C1q induction and global complement pathway activation do not contribute to ALS toxicity in mutant SOD1 mice

Abstract

Accumulating evidence from mice expressing ALS-causing mutations in superoxide dismutase (SOD1) has implicated pathological immune responses in motor neuron degeneration. This includes microglial activation, lymphocyte infiltration, and the induction of C1q, the initiating component of the classic complement system that is the protein-based arm of the innate immune response, in motor neurons of multiple ALS mouse models expressing dismutase active or inactive SOD1 mutants. Robust induction early in disease course is now identified for multiple complement components (including C1q, C4, and C3) in spinal cords of SOD1 mutant-expressing mice, consistent with initial intraneuronal C1q induction, followed by global activation of the complement pathway.

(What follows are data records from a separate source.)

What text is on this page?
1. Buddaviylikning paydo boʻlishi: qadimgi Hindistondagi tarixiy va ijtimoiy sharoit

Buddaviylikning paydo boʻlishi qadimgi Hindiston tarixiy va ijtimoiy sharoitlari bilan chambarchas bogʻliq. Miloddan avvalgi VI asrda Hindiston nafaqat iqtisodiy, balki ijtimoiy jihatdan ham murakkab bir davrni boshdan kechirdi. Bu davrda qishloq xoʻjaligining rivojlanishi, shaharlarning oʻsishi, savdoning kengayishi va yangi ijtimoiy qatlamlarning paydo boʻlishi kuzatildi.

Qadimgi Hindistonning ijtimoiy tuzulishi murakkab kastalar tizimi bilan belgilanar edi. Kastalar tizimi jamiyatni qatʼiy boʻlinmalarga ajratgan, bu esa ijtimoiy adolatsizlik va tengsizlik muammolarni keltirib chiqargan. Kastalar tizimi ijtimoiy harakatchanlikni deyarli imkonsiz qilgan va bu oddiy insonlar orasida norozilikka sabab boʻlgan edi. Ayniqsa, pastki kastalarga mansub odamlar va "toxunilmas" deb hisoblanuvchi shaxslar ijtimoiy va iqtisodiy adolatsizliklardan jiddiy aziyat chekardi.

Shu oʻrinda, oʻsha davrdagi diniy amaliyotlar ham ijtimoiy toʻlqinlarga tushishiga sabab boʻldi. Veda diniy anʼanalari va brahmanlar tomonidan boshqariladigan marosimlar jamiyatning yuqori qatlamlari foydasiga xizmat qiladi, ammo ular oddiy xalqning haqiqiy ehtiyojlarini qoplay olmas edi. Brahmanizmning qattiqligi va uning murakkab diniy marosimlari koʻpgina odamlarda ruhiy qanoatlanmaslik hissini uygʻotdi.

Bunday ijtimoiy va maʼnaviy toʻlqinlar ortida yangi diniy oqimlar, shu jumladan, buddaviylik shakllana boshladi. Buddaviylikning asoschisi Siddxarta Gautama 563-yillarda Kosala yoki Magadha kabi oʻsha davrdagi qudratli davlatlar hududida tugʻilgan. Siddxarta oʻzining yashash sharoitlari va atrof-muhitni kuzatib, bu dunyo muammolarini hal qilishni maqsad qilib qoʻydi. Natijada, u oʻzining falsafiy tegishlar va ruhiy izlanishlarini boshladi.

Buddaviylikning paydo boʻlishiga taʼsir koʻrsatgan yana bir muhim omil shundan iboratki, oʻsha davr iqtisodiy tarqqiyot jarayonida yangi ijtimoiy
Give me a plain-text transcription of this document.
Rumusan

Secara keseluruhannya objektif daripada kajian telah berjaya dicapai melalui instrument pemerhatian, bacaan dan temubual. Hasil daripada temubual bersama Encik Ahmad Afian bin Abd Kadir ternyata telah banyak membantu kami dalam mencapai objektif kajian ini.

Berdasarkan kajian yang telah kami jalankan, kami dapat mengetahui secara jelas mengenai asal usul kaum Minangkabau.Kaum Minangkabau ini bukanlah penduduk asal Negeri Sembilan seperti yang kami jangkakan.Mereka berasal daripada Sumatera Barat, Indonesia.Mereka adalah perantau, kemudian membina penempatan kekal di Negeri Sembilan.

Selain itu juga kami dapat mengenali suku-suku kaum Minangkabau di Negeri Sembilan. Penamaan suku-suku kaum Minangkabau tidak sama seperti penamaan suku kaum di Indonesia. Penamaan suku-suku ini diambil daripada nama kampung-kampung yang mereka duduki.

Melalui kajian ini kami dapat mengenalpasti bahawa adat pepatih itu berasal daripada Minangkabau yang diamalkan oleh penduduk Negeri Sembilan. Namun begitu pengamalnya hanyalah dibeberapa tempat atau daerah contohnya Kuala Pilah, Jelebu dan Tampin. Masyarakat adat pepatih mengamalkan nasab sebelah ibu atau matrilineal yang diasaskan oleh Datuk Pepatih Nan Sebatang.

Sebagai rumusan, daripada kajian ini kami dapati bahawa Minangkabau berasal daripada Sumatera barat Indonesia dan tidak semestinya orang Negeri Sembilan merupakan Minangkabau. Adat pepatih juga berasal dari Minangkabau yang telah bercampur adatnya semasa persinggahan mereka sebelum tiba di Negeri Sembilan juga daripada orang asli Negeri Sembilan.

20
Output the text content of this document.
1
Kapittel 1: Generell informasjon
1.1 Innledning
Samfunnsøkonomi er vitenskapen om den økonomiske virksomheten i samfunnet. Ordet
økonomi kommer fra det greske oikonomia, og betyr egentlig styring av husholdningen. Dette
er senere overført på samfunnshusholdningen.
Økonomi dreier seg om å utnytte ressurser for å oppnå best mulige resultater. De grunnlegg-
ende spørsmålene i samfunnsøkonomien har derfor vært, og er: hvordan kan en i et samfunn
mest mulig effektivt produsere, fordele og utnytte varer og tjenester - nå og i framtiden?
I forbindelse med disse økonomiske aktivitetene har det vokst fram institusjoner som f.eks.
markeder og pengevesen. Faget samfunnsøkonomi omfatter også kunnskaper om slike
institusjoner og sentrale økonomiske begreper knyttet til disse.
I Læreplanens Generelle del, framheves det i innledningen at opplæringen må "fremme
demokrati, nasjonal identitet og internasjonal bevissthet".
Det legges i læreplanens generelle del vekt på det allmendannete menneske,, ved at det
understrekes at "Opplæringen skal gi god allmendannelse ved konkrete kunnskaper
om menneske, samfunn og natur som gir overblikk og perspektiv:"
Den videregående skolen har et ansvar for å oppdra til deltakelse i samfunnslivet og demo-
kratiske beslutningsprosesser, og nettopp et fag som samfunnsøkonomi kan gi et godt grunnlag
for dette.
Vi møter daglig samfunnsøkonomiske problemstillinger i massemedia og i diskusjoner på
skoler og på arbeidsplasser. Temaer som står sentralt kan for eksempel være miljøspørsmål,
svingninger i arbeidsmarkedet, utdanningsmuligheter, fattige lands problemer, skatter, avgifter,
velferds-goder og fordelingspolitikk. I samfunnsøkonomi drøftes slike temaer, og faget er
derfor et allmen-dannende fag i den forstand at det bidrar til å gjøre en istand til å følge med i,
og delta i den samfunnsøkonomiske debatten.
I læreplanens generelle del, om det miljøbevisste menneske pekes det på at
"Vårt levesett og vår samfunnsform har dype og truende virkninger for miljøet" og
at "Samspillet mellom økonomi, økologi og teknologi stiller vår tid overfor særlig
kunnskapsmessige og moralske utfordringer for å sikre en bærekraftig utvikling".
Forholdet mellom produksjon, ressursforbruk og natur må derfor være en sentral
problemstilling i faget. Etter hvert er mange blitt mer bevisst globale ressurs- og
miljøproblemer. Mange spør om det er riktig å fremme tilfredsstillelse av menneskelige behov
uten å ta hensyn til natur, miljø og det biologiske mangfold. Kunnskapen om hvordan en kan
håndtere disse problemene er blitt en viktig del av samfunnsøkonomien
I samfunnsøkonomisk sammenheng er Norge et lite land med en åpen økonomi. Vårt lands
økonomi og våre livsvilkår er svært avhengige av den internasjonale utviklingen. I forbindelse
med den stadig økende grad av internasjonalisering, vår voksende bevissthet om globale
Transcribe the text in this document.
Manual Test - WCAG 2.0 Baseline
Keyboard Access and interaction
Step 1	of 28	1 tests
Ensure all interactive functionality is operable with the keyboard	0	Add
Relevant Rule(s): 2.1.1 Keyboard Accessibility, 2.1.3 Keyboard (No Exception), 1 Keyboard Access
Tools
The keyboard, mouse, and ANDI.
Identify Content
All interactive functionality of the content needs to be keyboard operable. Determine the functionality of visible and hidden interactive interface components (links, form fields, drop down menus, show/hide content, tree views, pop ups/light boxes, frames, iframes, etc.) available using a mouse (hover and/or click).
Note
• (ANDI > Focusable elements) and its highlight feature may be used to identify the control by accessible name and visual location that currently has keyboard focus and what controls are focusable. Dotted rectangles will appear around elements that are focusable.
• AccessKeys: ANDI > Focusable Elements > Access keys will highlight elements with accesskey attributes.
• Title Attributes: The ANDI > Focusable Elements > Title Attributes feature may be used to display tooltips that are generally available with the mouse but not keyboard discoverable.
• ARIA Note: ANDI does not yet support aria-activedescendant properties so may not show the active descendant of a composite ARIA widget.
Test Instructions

We now test if this activation is a mechanistic contributor to disease. Deletion of the C1q gene in mice expressing an ALS-causing mutant in SOD1 to eliminate C1q induction, and complement cascade activation that follows from it, is demonstrated to produce changes in microglial morphology accompanied by enhanced loss, not retention, of synaptic densities during disease. C1q-dependent synaptic loss is shown to be especially prominent for cholinergic C-bouton nerve terminal input onto motor neurons in affected C1q-deleted SOD1 mutant mice. Nevertheless, overall onset and progression of disease are unaffected in C1q- and C3-deleted ALS mice, thus establishing that C1q induction and classic or alternative complement pathway activation do not contribute significantly to SOD1 mutant-mediated ALS pathogenesis in mice.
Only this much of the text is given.